I just finished watching Annihilation. I watched it with my parents and my 14 year-old sister. We have a pretty snazzy home theatre, so it was as close to watching it at the theatres as you could in Australia.
Paramount was right. Annihilation would’ve bombed at the box office, as it did in the few countries which it did release in theatres.
Do you know how I know? Better yet, I’ll let you decide based on a series of quotes from my family when the movie finished.
“What did you think of that. I’d say a solid 6 out of 10.” Dad
“I can’t stand Natalie Portman. She’s always looking at the camera in long drawn out stares. It dragged way too long.” Mum
“If you thought that was better than The Hunger Games you’re crazy.” Sister.
I managed to control my rage, although I might have said “You are all literally too dumb to understand that movie,” which I think was pretty restrained.
I’m a writer. I’ve studied film, tv and writing for 5+ years at uni. I love genre stuff. Anything and everything, but the amount of quality genre stuff is incredibly low (outside of the literature sphere).

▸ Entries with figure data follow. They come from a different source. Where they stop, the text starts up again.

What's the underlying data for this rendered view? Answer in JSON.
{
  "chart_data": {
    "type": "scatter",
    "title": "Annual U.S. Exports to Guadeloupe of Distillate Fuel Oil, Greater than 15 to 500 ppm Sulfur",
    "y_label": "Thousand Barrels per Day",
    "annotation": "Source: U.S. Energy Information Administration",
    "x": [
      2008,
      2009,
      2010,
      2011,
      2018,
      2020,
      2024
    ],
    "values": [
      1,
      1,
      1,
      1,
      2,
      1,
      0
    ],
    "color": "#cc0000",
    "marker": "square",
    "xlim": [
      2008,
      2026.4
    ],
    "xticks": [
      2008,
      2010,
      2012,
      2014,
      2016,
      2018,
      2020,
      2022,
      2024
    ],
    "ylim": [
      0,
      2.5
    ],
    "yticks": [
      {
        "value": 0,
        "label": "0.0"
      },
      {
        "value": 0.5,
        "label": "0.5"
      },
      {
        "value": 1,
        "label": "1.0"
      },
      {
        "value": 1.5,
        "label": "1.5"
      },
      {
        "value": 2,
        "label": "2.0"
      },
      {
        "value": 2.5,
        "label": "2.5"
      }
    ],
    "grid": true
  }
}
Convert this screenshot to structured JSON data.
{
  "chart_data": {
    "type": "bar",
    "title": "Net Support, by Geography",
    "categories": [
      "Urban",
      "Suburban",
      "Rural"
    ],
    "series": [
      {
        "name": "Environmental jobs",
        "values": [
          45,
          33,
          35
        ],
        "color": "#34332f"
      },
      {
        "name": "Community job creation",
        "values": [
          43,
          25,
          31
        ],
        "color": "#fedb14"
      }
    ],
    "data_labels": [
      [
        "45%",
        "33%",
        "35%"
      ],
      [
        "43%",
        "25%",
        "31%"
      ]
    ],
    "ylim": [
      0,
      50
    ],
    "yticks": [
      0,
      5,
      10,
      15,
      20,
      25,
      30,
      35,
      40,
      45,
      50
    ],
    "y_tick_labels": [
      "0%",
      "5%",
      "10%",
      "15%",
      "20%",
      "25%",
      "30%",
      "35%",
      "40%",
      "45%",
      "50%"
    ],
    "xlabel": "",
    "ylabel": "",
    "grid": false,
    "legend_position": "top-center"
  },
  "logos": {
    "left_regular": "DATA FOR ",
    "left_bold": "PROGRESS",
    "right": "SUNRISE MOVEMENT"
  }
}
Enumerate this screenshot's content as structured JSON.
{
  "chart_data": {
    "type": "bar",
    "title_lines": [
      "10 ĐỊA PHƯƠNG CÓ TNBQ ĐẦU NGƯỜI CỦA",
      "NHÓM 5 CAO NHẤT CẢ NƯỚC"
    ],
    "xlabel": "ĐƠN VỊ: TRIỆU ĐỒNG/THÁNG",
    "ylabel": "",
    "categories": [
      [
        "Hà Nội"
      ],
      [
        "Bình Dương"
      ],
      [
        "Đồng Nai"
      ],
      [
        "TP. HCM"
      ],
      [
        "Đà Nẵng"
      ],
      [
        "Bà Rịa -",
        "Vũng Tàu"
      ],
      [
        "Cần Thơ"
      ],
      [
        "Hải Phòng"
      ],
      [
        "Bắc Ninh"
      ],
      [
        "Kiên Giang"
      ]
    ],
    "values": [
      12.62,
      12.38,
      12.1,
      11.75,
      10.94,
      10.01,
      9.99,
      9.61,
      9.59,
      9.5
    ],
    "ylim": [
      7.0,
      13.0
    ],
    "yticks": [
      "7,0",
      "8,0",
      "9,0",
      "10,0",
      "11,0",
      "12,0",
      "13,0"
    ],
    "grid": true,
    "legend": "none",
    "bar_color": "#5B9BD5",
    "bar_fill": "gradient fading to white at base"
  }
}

To say I was disappointed wouldn’t be quite right because I wasn’t expecting anything better. Although my mum loved the new Blade Runner when we saw it at the movies.
What happened to Annihilation makes me sad the same way that Blade Runner 2049 flopping made me feel bad. But it’s not to suggest that intelligent genre pieces are dying. No, it is to acknowledge the remarkability of them even being made in the first place.
Take for example the original Blade Runner film. It is based on the novel Do Androids Dream of Electric Sheep by Philip K Dick – which is possibly the greatest title for anything ever. I recently read a biography on Dick and to say the fact that Blade Runner ever existed was a bona-fide miracle.
The amount of times Dick tried to kill himself, got admitted to a mental hospital, or the sheer lifelong ignorance of mainstream critics of his work…you get my point.
Intelligent sci-fi is never going to be mainstream because your average person either never thinks or is completely apathetic towards abstract metaphysical ideas.
Take my sisters comment for example. Yes, she is young and will most likely get there eventually, but her main criticism seemed to be that “nothing really happened”.
Are you kidding me? The sheer number of abstract ideas which were presented in interesting and original ways…argh I’m not going to get started on why the film was good.
This is what you should learn from this. Appreciate and respect smart genre works when they happen…because they hardly ever do.
The fact that Paramount spent 55 million dollars on the film and let Alex Garland have ultimate creative control over the script should be lauded.
Ultimately the film would’ve been great to see in the theatres. I would’ve gone to see it. The problem is: no one else would’ve.